Synchronicity: (n.) the simultaneous occurrence of events that appear significantly related but have no discernible causal connection.
Followers of this blog know how dependent I am upon the kindness of strangers. I couldn’t write authentically about sabotaging toilets, applying for the novitiate, blowing up coal mines, working as a reader in a Cuban cigar factory, or hauling a 560 lb piano through Death Valley in order to photograph it without input from subject matter experts.
When I started writing THE WEIGHT OF A PIANO, I looked for photographers who’d spent time in Death Valley National Park to ask advice. I’m an okay photographer, but I’d never been to the park, and I’d never imagined the opportunities and obstacles that one would encounter there, especially with an upright Blüthner in tow.
Inspired by the Hammers and Strings series by Clayton Austin, I found and then reached out to professional photographers John Batdorff and Staci Prince, who’d run several workshops in Death Valley. They generously, graciously answered my many questions. With their help—and that of my talented friend (and middle school classmate) Andy Biggs—I put together my characters’ itinerary, and started writing.
But imagining a setting like Death Valley is one thing. Relying on other peoples’ photos and Google Earth and travel accounts. Actually being there is quite another. And that’s where the synchronicity comes in.
Carl Jung describes the phenomenon of synchronicity in his book, THE STRUCTURE AND DYNAMICS OF THE PSYCHE:
“A young woman I was treating had, at a critical moment, a dream in which she was given a golden scarab. While she was telling me her dream, I sat with my back to the closed window. Suddenly I heard a noise behind me, like a gentle tapping. I turned round and saw a flying insect knocking against the window-pane from outside. I opened the window and caught the creature in the air as it flew in. It was the nearest analogy to the golden scarab that one finds in our latitudes, a scarabaeid beetle, the common rose-chafer (Cetoaia urata) which contrary to its usual habits had evidently felt an urge to get into a dark room at this particular moment. I must admit that nothing like it ever happened to me before or since, and that the dream of the patient has remained unique in my experience.”
I had already written much of the book when I learned that John and Staci had just one spot left in their workshop that would go the exact week in November that Clara and Greg were there. Actually, the exact four days. And out of the 3 million acres that the park comprises, they had chosen to visit the very same places that I had already written about. In a place known for its extremes, any other time and place wouldn’t have allowed me to experience what my characters have: the hour and angle of the moonset (4:50 PM 72° ENE the night we arrived, 8:09 PM 68° ENE the day we left), or the fine clay silt that covered my clothes when I lay down on the Racetrack Playa to photograph one of the sailing rocks, or the wind chill atop Dante’s Peak, or the two hours of teeth-chattering vibration down a 27-mile washboarded road.
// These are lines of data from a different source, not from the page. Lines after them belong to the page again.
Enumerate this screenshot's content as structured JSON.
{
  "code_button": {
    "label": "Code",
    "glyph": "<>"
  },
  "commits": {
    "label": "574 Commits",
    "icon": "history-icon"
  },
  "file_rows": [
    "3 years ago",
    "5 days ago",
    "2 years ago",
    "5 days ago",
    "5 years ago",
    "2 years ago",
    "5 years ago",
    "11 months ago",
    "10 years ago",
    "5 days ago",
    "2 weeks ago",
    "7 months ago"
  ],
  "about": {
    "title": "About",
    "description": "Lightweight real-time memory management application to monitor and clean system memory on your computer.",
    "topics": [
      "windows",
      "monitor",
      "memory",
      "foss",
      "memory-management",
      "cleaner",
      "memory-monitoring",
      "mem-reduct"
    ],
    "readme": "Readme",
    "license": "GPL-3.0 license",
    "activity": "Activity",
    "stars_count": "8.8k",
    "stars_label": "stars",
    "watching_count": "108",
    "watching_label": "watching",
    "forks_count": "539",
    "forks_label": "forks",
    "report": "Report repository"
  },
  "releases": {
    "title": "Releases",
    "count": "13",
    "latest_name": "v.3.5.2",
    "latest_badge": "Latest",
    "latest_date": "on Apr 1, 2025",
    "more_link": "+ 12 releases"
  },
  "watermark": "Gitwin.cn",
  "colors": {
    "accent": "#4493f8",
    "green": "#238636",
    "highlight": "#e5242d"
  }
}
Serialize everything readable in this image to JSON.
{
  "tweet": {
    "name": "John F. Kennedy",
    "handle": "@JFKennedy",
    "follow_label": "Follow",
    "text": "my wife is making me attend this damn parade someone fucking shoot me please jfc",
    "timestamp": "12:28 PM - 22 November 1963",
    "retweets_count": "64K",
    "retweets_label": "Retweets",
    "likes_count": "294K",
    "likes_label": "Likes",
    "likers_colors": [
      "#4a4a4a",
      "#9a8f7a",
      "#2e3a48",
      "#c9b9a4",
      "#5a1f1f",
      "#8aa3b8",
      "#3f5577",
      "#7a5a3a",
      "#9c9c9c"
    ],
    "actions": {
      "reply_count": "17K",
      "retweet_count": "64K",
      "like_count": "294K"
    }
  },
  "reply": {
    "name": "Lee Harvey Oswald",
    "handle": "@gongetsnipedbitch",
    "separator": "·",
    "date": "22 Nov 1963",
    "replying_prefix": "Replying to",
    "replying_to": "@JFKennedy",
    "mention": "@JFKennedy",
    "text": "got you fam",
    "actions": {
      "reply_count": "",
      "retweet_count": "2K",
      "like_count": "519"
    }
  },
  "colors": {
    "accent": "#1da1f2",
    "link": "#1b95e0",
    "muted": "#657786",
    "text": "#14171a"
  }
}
I bought a tiny metal pencil sharpener shaped like a piano with a moveable lid on an auction site in the UK, and I took it with me to all the sites where Greg had already photographed Clara’s Blüthner. In the photos I took, it doesn’t look like a full-size piano, but pretending it was certainly made for an interesting exercise.
It was as though I stepped out of my life for a few days—a scarab flying through an open window—and stepped into the pages of my book. Life imitating (and hopefully improving) art in a most synchronistic way.